On sent qu’il y a une forte confiance, une grande intimité. Comment es-tu parvenue à construire ce lien entre vous ? Est-ce que c’est lié à un temps de repérage important ? Je pense par exemple à ces moments où on a presque le sentiment qu’il est seul avec la caméra, en train de parler de ses instruments, en les réparant, tant il semble à l’aise…
Oui, c’est lié aux repérages. Après, je pense qu’il y a plusieurs choses comme le fait que, déjà, ce ne soit pas un entretien frontal, mais justement qu’il est en train de parler alors qu’il travaille sur ses instruments. À la base, pour montrer cette relation à la musique et comment il travaille toutes ces questions-là, je voulais même qu’il parle à ses instruments. C’est en les travaillant qu’il pense aux choses, et il le fait naturellement. Donc l’intimité est liée à plusieurs choses : au temps passé avec lui, au fait qu’il travaille ses instruments quand il raconte, aux repérages, au fait aussi d’être parvenue à lui faire comprendre le but du film. Ça a mis du temps, car il a fallu construire pour moi cette idée que ce ne soit pas juste un portrait sur lui mais sur le groupe, sur les aspects politiques de ce lieu et de cette communauté. Il est même devenu complice du film à un tel point qu’il a lui-même introduit des sujets politiques par exemple. Enfin, je pense que l’intimité vient aussi de la présence de la cheffe opératrice. Ça m’a libérée, m’a permis d’être directement en lien avec Mahmut et pas seulement à travers une caméra.
Il y a beaucoup de plans fixes, descriptifs. On est vite transporté au sein de ce lieu. Je me suis même demandé si on était en France à un moment. Pourrais-tu me parler de tes choix esthétiques ? Est-ce que c’était une volonté de nous immerger dans la boutique et pourquoi ?
Effectivement, le choix du huis clos, c’est l’idée de montrer un microcosme et de rester enfermé dedans. Je ne voulais pas situer le lieu extérieurement pour montrer que tout se passait à l’intérieur. C’est un lieu de débat, un lieu de tout, qui recrée une communauté à l’intérieur. Je voulais faire transparaître l’ambiance, par de longs plans, par une panoplie de scènes, de situations qui surgissent dans ce lieu. Il y a une sorte de distance qui s’instaure, et la présence de la cheffe opératrice la crée en partie. Je pense que le sujet nécessitait cette distance, c’est-à-dire qu’il n’y ait pas trop d’interactions entre la caméra et la parole qui se joue. Je crois qu’un des seuls regards caméra de Mahmut survient quand il raconte le drame qui a eu lieu dans un village en Turquie. C’est là qu’il regarde la caméra pour la première fois il me semble.
J’ai été surprise qu’il exprime le fait que pour lui, la musique n’est pas politique. Ce n’est pourtant pas ce qui transparaît de sa pratique, de ses discours. Son acte de transmission de la musique semble d’ailleurs intrinsèquement politique. Il apparaît comme quelqu’un qui lutte à travers la musique, en s’efforçant de maintenir la culture, la transmission, la tradition autour de cet instrument qu’est le saz. Et pourtant il vient dire cette phrase. Pourrais-tu apporter des précisions sur sa façon de voir les choses ?
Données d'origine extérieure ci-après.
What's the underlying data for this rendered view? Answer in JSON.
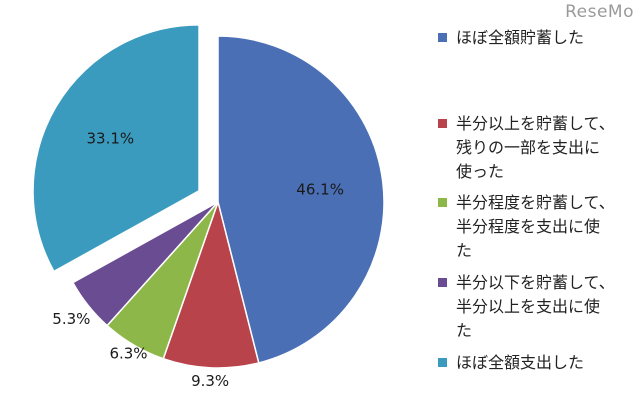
{
  "watermark": "ReseMo",
  "chart_data": {
    "type": "pie",
    "title": "",
    "slices": [
      {
        "label": "ほぼ全額貯蓄した",
        "value": 46.1,
        "display": "46.1%",
        "color": "#4a6fb5",
        "exploded": false
      },
      {
        "label": "半分以上を貯蓄して、残りの一部を支出に使った",
        "value": 9.3,
        "display": "9.3%",
        "color": "#b8434a",
        "exploded": false
      },
      {
        "label": "半分程度を貯蓄して、半分程度を支出に使った",
        "value": 6.3,
        "display": "6.3%",
        "color": "#8db849",
        "exploded": false
      },
      {
        "label": "半分以下を貯蓄して、半分以上を支出に使った",
        "value": 5.3,
        "display": "5.3%",
        "color": "#6a4c93",
        "exploded": false
      },
      {
        "label": "ほぼ全額支出した",
        "value": 33.1,
        "display": "33.1%",
        "color": "#3a9bbf",
        "exploded": true
      }
    ],
    "legend_placement": "right"
  },
  "legend": {
    "items": [
      {
        "name": "legend-item-full-savings",
        "text": "ほぼ全額貯蓄した",
        "color": "#4a6fb5"
      },
      {
        "name": "legend-item-more-than-half-savings",
        "text": "半分以上を貯蓄して、\n残りの一部を支出に\n使った",
        "color": "#b8434a"
      },
      {
        "name": "legend-item-half-savings",
        "text": "半分程度を貯蓄して、\n半分程度を支出に使\nた",
        "color": "#8db849"
      },
      {
        "name": "legend-item-less-than-half-savings",
        "text": "半分以下を貯蓄して、\n半分以上を支出に使\nた",
        "color": "#6a4c93"
      },
      {
        "name": "legend-item-full-spending",
        "text": "ほぼ全額支出した",
        "color": "#3a9bbf"
      }
    ]
  }
}
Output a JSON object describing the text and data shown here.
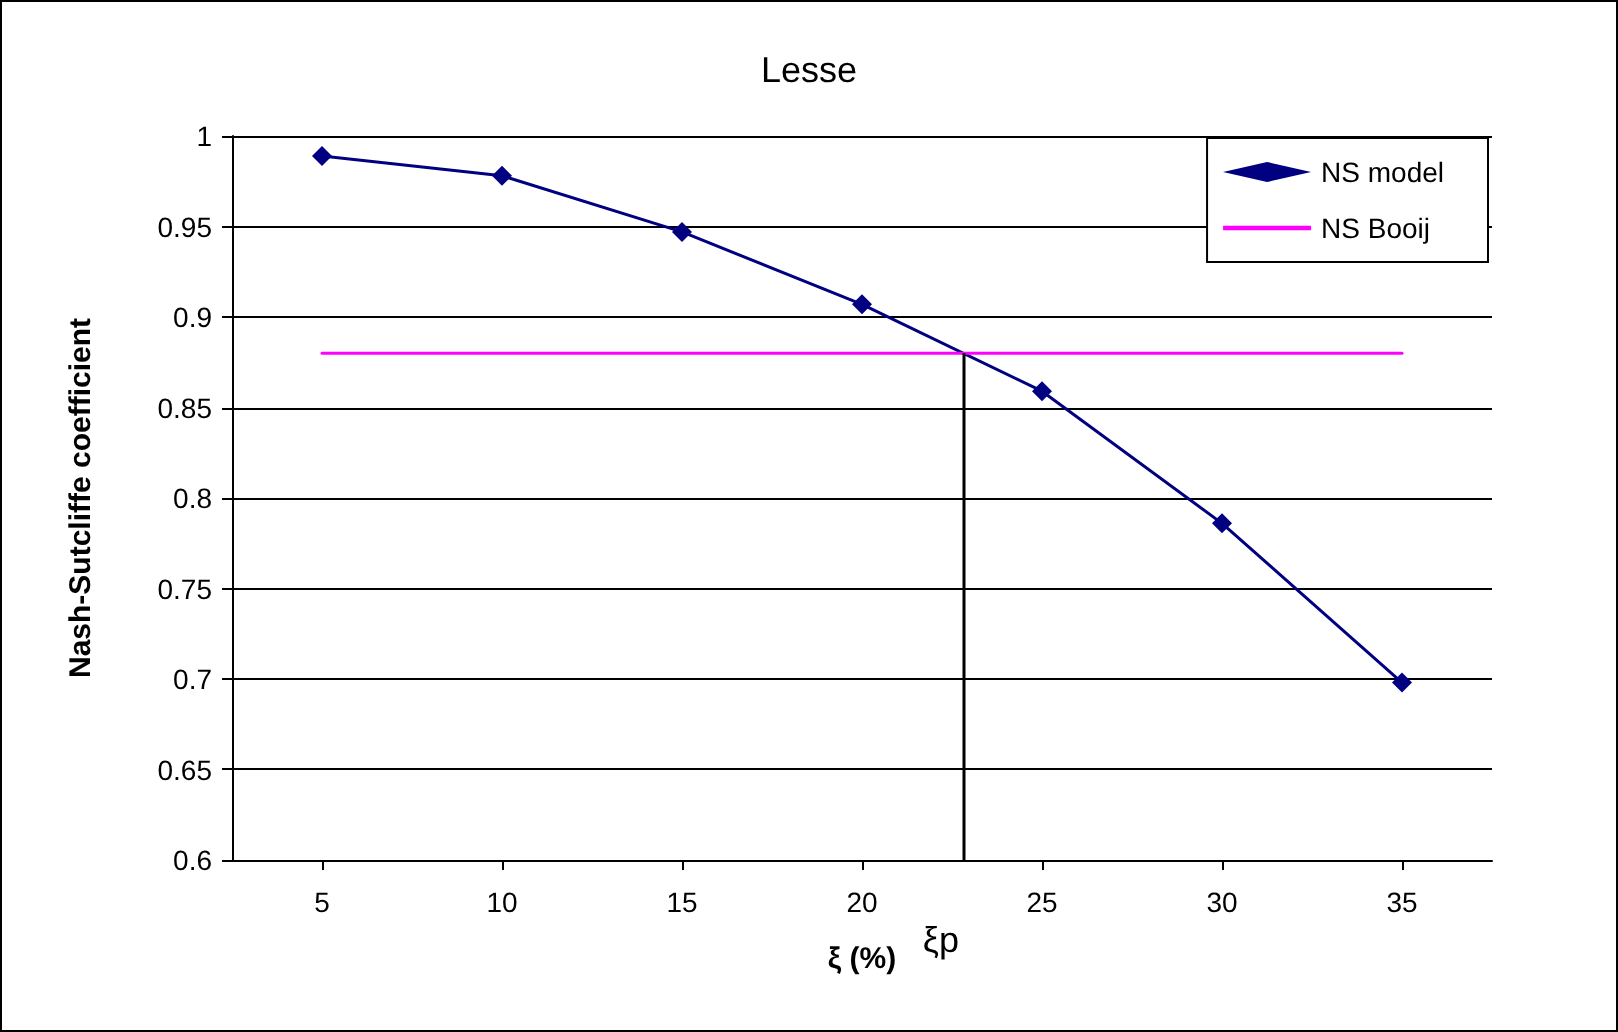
{
  "chart_data": {
    "type": "line",
    "title": "Lesse",
    "xlabel": "ξ (%)",
    "ylabel": "Nash-Sutcliffe coefficient",
    "x": [
      5,
      10,
      15,
      20,
      25,
      30,
      35
    ],
    "series": [
      {
        "name": "NS model",
        "color": "#000080",
        "values": [
          0.989,
          0.978,
          0.947,
          0.907,
          0.859,
          0.786,
          0.698
        ],
        "marker": "diamond"
      },
      {
        "name": "NS Booij",
        "color": "#ff00ff",
        "x": [
          5,
          35
        ],
        "values": [
          0.88,
          0.88
        ],
        "marker": "none"
      }
    ],
    "xlim": [
      2.5,
      37.5
    ],
    "xticks": [
      5,
      10,
      15,
      20,
      25,
      30,
      35
    ],
    "ylim": [
      0.6,
      1
    ],
    "yticks": [
      0.6,
      0.65,
      0.7,
      0.75,
      0.8,
      0.85,
      0.9,
      0.95,
      1
    ],
    "ref_lines": [
      {
        "axis": "x",
        "value": 22.8,
        "label": "ξp",
        "color": "#000000"
      }
    ],
    "grid": "y",
    "legend": "top right",
    "line_style": "solid"
  }
}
Oui, c’est clairement politique, mais d’ailleurs la personne à qui il s’adresse n’est pas d’accord avec lui. Mahmut a une personnalité très contradictoire. Il dit un peu une chose et son contraire, et on voit bien que pour lui la musique est politique, c’est sûr. Il le dit même parfois clairement. Il y a un côté un peu comique dans sa personnalité contradictoire, une dualité que je voulais montrer aussi. Moi je trouve ça drôle. Ça fait même un peu rire les clients qui sont là, son caractère, sa manière d’être très catégorique. Il ne laisse pas le débat s’exprimer. Ce qu’il porte, c’est qu’il y a trop de guerres entre les peuples. Il parle des sujets qui l’obsèdent.
Propos recueillis et racontés par Sabrina Boukhezar.